Banking Crisis

Managers Cite Stress When Quitting Hedge Fund Industry

Rachel Walsh 9 December 2008

Managers Cite Stress When Quitting Hedge Fund Industry

Hedge funds and their investors are suffering their worst-ever returns with the average fund down 17.7 per cent, causing many to ditch the vehicles. The industry shrunk 9 per cent to $1.5 trillion in October, when investors pulled out $40 billion, according to media reports.

William Fleckenstein, one of a small number of hedge fund managers who bet exclusively on falling stock prices, is shutting down his short-only portfolio, joining a long list of people exiting the business.

"I no longer want to run a short-only hedge fund, as it is very stressful, nerve-racking and generally not very much fun," Mr Fleckenstein, who runs Seattle-based Fleckenstein Capital, told readers of his Daily Rap site.

Broadening his horizons, Mr Fleckenstein said he plans to spend 2009 setting up an investment vehicle that "won't be a hedge fund, which hopefully will be available to everyone."

Mr Fleckenstein founded his fund in 1996 to "step aside from the madness" of the late 1990s when he felt Federal Reserve chief Alan Greenspan was "fomenting an environment that would lead to disaster."

With the US facing its deepest economic crisis since the Great Depression, Mr Fleckenstein recognises opportunities to short stocks are shrunk. "Compelling opportunities on the short side are not as abundant as they were just a few months ago," he said.

As a group, hedge funds that specialise in shorting stocks or betting the price will fall have outperformed all rivals this year, returning 31.54 per cent since January, data from Hedge Fund Research show.

Still, their work has been impeded by global regulators legislating to try and slow the sharp decline of financial stock prices.

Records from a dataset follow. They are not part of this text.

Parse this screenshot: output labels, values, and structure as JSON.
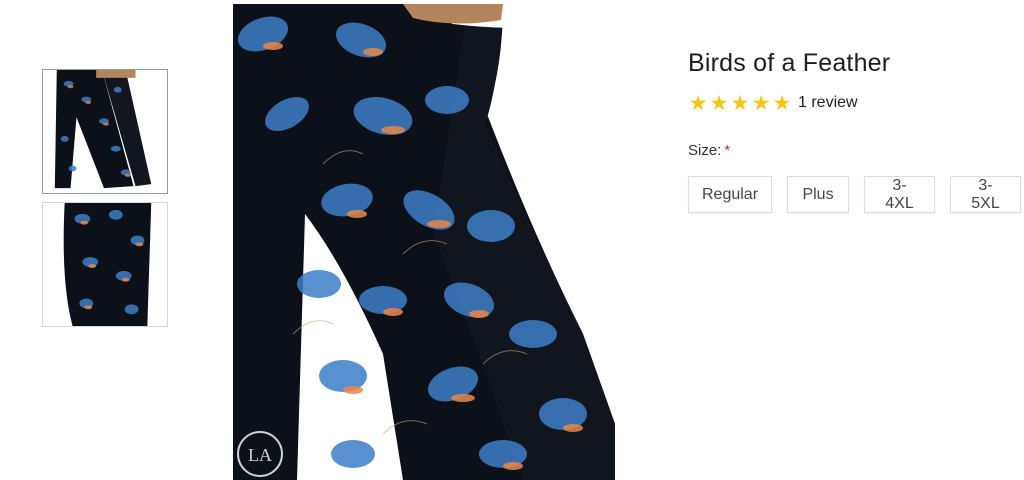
{
  "product": {
    "title": "Birds of a Feather",
    "rating": 5,
    "rating_max": 5,
    "review_text": "1 review",
    "size_label": "Size:",
    "required_mark": "*",
    "sizes": [
      "Regular",
      "Plus",
      "3-4XL",
      "3-5XL"
    ]
  },
  "gallery": {
    "thumbnails": [
      "leggings-full-view",
      "leggings-close-up"
    ],
    "active_index": 0,
    "main_image": "leggings-feather-print",
    "watermark_icon": "la-logo-icon"
  },
  "colors": {
    "star": "#f5c518",
    "required": "#c0392b",
    "fabric_base": "#0c1018",
    "feather_blue": "#3d7ec8",
    "feather_orange": "#e8874a"
  }
}
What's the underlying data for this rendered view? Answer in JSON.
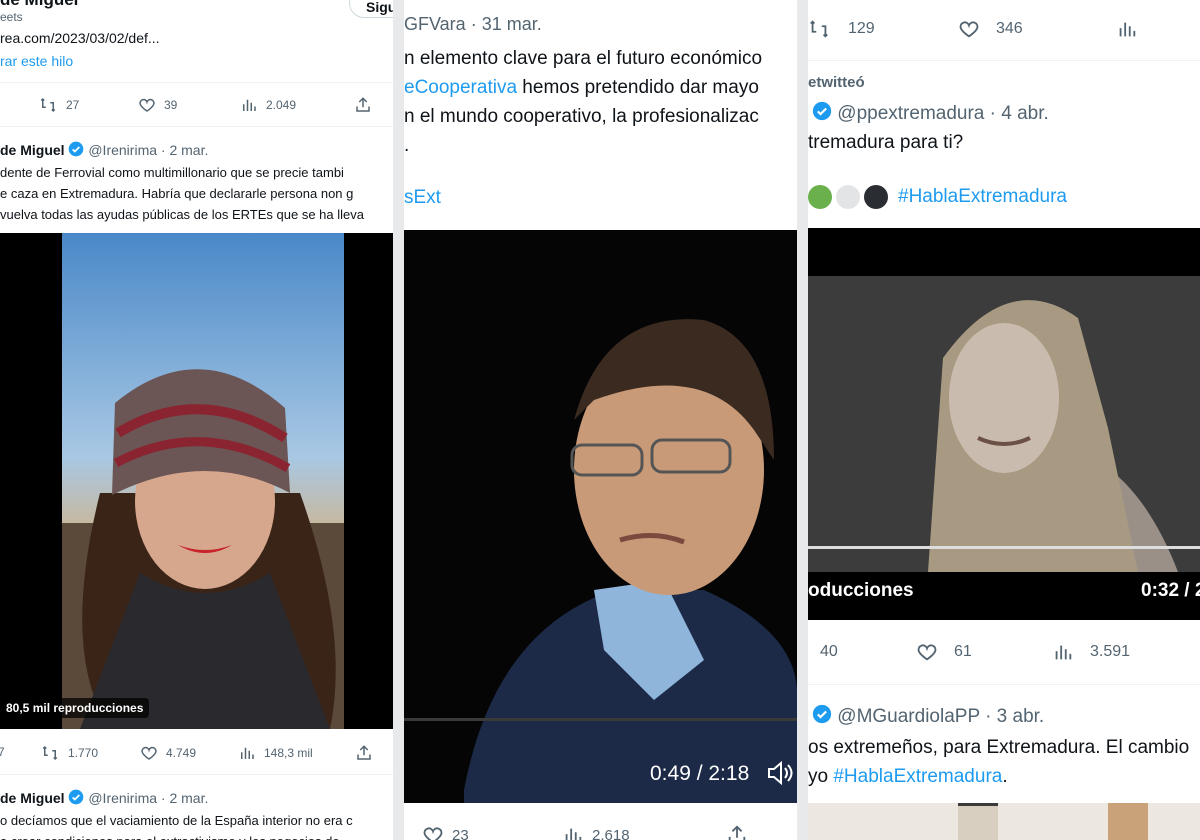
{
  "col1": {
    "top": {
      "name_partial": "de Miguel",
      "retweets_partial": "eets",
      "link_partial": "rea.com/2023/03/02/def...",
      "show_thread": "rar este hilo",
      "follow_partial": "Sigu",
      "actions": {
        "retweets": "27",
        "likes": "39",
        "views": "2.049"
      }
    },
    "tweet2": {
      "name": "de Miguel",
      "handle": "@Irenirima",
      "date": "· 2 mar.",
      "lines": [
        "dente de Ferrovial como multimillonario que se precie tambi",
        "e caza en Extremadura. Habría que declararle persona non g",
        "vuelva todas las ayudas públicas de los ERTEs que se ha lleva"
      ],
      "views_badge": "80,5 mil reproducciones",
      "actions": {
        "replies": "7",
        "retweets": "1.770",
        "likes": "4.749",
        "views": "148,3 mil"
      }
    },
    "tweet3": {
      "name": "de Miguel",
      "handle": "@Irenirima",
      "date": "· 2 mar.",
      "lines": [
        "o decíamos que el vaciamiento de la España interior no era c",
        "a crear condiciones para el extractivismo y los negocios de"
      ]
    }
  },
  "col2": {
    "header": {
      "handle_partial": "GFVara",
      "date": "· 31 mar."
    },
    "lines": [
      {
        "pre": "n elemento clave para el futuro económico",
        "link": "",
        "post": ""
      },
      {
        "pre": "",
        "link": "eCooperativa",
        "post": " hemos pretendido dar mayo"
      },
      {
        "pre": "n el mundo cooperativo, la profesionalizac",
        "link": "",
        "post": ""
      },
      {
        "pre": ".",
        "link": "",
        "post": ""
      }
    ],
    "hashtag_partial": "sExt",
    "time": "0:49 / 2:18",
    "actions": {
      "replies": "23",
      "views": "2.618"
    }
  },
  "col3": {
    "top_actions": {
      "retweets": "129",
      "likes": "346"
    },
    "retweeted": "etwitteó",
    "tweet1": {
      "handle": "@ppextremadura",
      "date": "· 4 abr.",
      "text": "tremadura para ti?",
      "hashtag": "#HablaExtremadura",
      "dot_colors": [
        "#6ab04c",
        "#e2e4e6",
        "#2a2d31"
      ],
      "views_label": "oducciones",
      "time": "0:32 / 2",
      "actions": {
        "retweets": "40",
        "likes": "61",
        "views": "3.591"
      }
    },
    "tweet2": {
      "handle": "@MGuardiolaPP",
      "date": "· 3 abr.",
      "line1": "os extremeños, para Extremadura. El cambio",
      "line2_pre": "yo ",
      "line2_link": "#HablaExtremadura",
      "line2_post": "."
    }
  },
  "colors": {
    "accent": "#1d9bf0",
    "muted": "#536471",
    "text": "#0f1419"
  }
}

Many fund managers have said these sorts of prohibitions will drive them out of business.

Indeed, hedge fund managers such as George Soros have predicted a dramatic collapse in which two-thirds of the industry's estimated 9,000 funds may fail.

But it is worth noting that in November a barometer of average hedge fund returns shows that the sector fell by 0.71 per cent, which is far less severe than the drop in main global equity indices, for example.

The Credit Suisse/Tremont Hedge Fund Index, based on 69 per cent of returns received, has fallen by 16.14 per cent since the start of 2008. The heaviest fall has been among fixed income arbitrage hedge funds, showing a loss in November of 3.72 per cent, translating into a year-to-date fall of 26.8 per cent.

Although hedge fund returns have been mostly poor this year, equities have fared far worse. For example, the Morgan Stanley Capital International World Index of developed economies’ equities fell by 6.72 per cent and is down by 43.8 per cent since the start of this year.